The Resing Modeler allow to create a fully functional ReSing Model from a set of vocal or instrument recording. This processing known as modeling involves analyzing and learning the unique features of a voice/instrument through a series of machine learning training steps, during which the software processes each recording to extract detailed acoustic information and generate a model capable of reproducing that voice/instrument with high fidelity.
Because the training phase relies on complex deep learning computations, hardware performance plays a crucial role in determining both the speed and quality of the results.
On macOS, Intel-based systems represent the least efficient option for voice modeling, as the process relies exclusively on CPU computation. Since traditional CPUs are not optimized for the parallel processing required by deep learning, training performance is significantly limited.

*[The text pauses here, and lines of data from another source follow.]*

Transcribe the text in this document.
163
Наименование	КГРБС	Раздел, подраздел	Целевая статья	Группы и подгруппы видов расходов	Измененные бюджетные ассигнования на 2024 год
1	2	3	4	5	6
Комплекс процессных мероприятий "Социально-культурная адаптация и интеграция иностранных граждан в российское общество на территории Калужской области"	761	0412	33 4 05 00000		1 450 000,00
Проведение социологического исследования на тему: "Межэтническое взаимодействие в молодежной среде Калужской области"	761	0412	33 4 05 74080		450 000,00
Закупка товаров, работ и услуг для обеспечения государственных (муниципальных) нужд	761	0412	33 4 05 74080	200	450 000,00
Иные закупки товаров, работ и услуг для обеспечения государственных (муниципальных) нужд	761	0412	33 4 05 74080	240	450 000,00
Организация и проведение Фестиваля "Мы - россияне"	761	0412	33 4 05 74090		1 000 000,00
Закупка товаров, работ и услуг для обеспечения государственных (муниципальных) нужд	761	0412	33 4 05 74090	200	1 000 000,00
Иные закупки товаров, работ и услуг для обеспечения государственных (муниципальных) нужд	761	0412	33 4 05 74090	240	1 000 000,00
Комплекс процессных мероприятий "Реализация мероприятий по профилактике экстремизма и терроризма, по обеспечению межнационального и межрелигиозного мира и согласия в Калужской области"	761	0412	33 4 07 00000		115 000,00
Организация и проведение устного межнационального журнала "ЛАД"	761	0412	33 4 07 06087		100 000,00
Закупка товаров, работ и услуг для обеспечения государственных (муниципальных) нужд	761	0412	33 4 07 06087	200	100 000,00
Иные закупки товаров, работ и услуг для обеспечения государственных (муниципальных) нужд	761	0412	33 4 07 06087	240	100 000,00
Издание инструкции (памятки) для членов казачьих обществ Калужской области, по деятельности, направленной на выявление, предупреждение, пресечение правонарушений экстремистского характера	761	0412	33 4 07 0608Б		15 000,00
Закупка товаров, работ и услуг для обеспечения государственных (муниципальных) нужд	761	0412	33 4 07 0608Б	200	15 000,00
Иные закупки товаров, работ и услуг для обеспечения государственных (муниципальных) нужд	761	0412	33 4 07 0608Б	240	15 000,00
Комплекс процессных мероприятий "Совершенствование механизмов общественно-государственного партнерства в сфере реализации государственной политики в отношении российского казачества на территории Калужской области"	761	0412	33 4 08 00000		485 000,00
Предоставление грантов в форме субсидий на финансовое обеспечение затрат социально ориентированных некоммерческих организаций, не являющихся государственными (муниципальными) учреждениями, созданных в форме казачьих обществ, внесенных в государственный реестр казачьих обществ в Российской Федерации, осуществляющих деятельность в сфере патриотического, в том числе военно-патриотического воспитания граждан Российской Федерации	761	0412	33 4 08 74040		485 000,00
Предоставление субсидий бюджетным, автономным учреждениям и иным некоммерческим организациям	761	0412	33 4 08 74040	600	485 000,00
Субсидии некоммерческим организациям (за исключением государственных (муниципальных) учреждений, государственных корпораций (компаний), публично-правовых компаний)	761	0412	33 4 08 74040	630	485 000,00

In contrast, Apple Silicon architectures (M1, M2, M3, etc.) deliver a major improvement thanks to Metal Performance Shaders (MPS), which allow the Modeler to harness the GPU and Neural Engine for accelerated processing.
On Windows, CPU-only configurations face similar limitations to those seen on Intel-based Macs, however, when equipped with an NVIDIA GPU* supporting CUDA*, Windows systems achieve the best overall performance. CUDA acceleration enables massive parallelization, allowing the Modeler to train even complex, high-quality voice models with exceptional speed and stability.